The insurer says impairments of £341m or €380m contributed to its net loss of £155m.
In the UK, underlying earnings before tax were down 13 per cent from £8m to £7m, while for distribution, which includes Aegon-owned Positive Solutions and Origen, the insurer posted a £3m loss compared to zero profits last year.
Among £135m of planned cost cutting measures across the group, Aegon says that in the UK it will target savings on its distribution expenses, restructuring IT, marketing and customer services.
UK life and pensions new business was 6 per cent lower in the first quarter than in the same period of 2008 at £275m, down from £291m annual premium equivalent last year.
Annuity sales grew 56 per cent in the UK from £355m in Q1 2008 to £555m on a single premium basis.

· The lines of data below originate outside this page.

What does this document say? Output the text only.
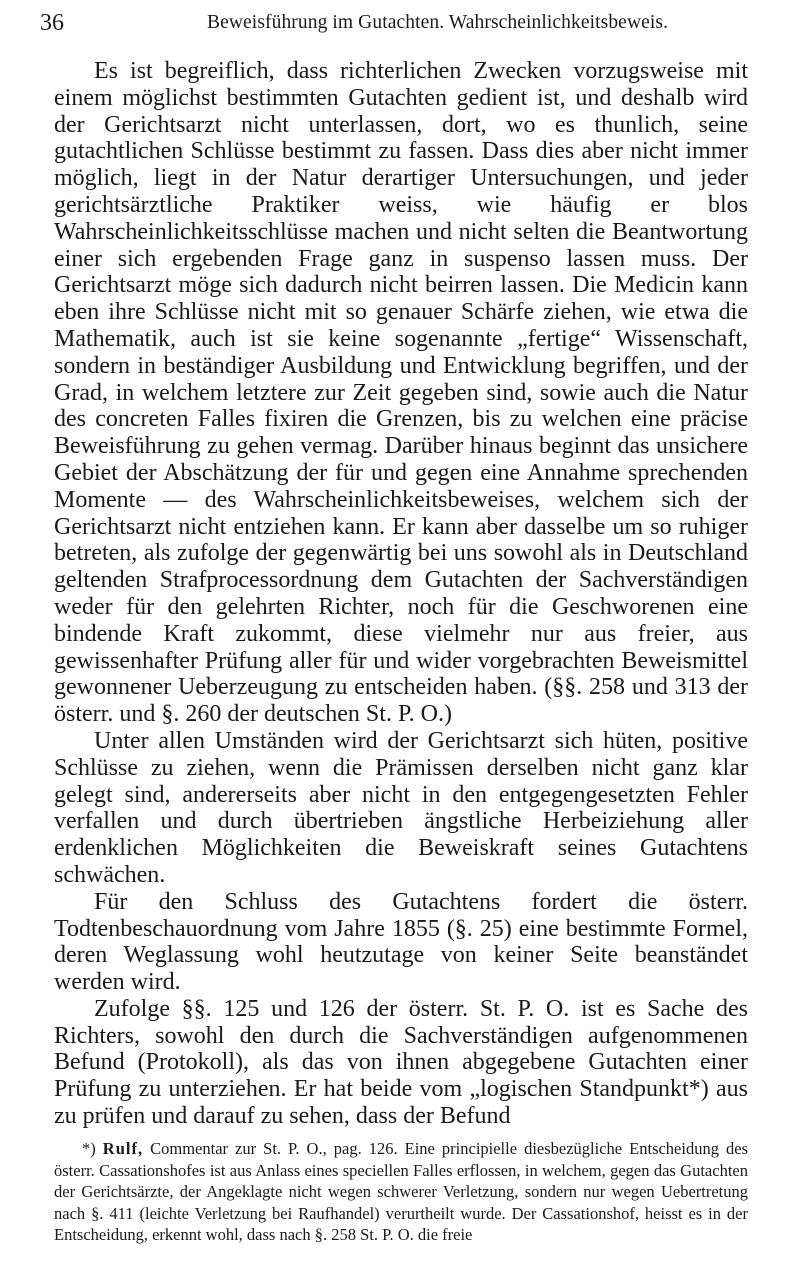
36	Beweisführung im Gutachten. Wahrscheinlichkeitsbeweis.

Es ist begreiflich, dass richterlichen Zwecken vorzugsweise mit einem möglichst bestimmten Gutachten gedient ist, und deshalb wird der Gerichtsarzt nicht unterlassen, dort, wo es thunlich, seine gutachtlichen Schlüsse bestimmt zu fassen. Dass dies aber nicht immer möglich, liegt in der Natur derartiger Untersuchungen, und jeder gerichtsärztliche Praktiker weiss, wie häufig er blos Wahrscheinlichkeitsschlüsse machen und nicht selten die Beantwortung einer sich ergebenden Frage ganz in suspenso lassen muss. Der Gerichtsarzt möge sich dadurch nicht beirren lassen. Die Medicin kann eben ihre Schlüsse nicht mit so genauer Schärfe ziehen, wie etwa die Mathematik, auch ist sie keine sogenannte „fertige“ Wissenschaft, sondern in beständiger Ausbildung und Entwicklung begriffen, und der Grad, in welchem letztere zur Zeit gegeben sind, sowie auch die Natur des concreten Falles fixiren die Grenzen, bis zu welchen eine präcise Beweisführung zu gehen vermag. Darüber hinaus beginnt das unsichere Gebiet der Abschätzung der für und gegen eine Annahme sprechenden Momente — des Wahrscheinlichkeitsbeweises, welchem sich der Gerichtsarzt nicht entziehen kann. Er kann aber dasselbe um so ruhiger betreten, als zufolge der gegenwärtig bei uns sowohl als in Deutschland geltenden Strafprocessordnung dem Gutachten der Sachverständigen weder für den gelehrten Richter, noch für die Geschworenen eine bindende Kraft zukommt, diese vielmehr nur aus freier, aus gewissenhafter Prüfung aller für und wider vorgebrachten Beweismittel gewonnener Ueberzeugung zu entscheiden haben. (§§. 258 und 313 der österr. und §. 260 der deutschen St. P. O.)

Unter allen Umständen wird der Gerichtsarzt sich hüten, positive Schlüsse zu ziehen, wenn die Prämissen derselben nicht ganz klar gelegt sind, andererseits aber nicht in den entgegengesetzten Fehler verfallen und durch übertrieben ängstliche Herbeiziehung aller erdenklichen Möglichkeiten die Beweiskraft seines Gutachtens schwächen.

Für den Schluss des Gutachtens fordert die österr. Todtenbeschauordnung vom Jahre 1855 (§. 25) eine bestimmte Formel, deren Weglassung wohl heutzutage von keiner Seite beanständet werden wird.

Zufolge §§. 125 und 126 der österr. St. P. O. ist es Sache des Richters, sowohl den durch die Sachverständigen aufgenommenen Befund (Protokoll), als das von ihnen abgegebene Gutachten einer Prüfung zu unterziehen. Er hat beide vom „logischen Standpunkt*) aus zu prüfen und darauf zu sehen, dass der Befund

*) Rulf, Commentar zur St. P. O., pag. 126. Eine principielle diesbezügliche Entscheidung des österr. Cassationshofes ist aus Anlass eines speciellen Falles erflossen, in welchem, gegen das Gutachten der Gerichtsärzte, der Angeklagte nicht wegen schwerer Verletzung, sondern nur wegen Uebertretung nach §. 411 (leichte Verletzung bei Raufhandel) verurtheilt wurde. Der Cassationshof, heisst es in der Entscheidung, erkennt wohl, dass nach §. 258 St. P. O. die freie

Aegon says demand for its variable annuity increased, despite rival player Hartford recently announcing it is pulling out of the UK market.
Aegon’s 5 for Life variable annuity sales grew from £23m in Q1 2008 to £102m during Q1 2009.
UK chief executive Otto Thoresen says: “Aegon UK’s new business levels remained resilient during the first three months despite very challenging economic conditions and our performance compares well against that of our competitors.
“Aegon is now clearly positioned as one of the key players in the UK life and pensions sector. Our strategy to diversify our business across a broader product range has enabled us to maintain good momentum through difficult markets.
He adds: “While customers may be reluctant to make investment and savings decisions due to the prevailing economic conditions, our annuity business and corporate pensions businesses continue to deliver growth.”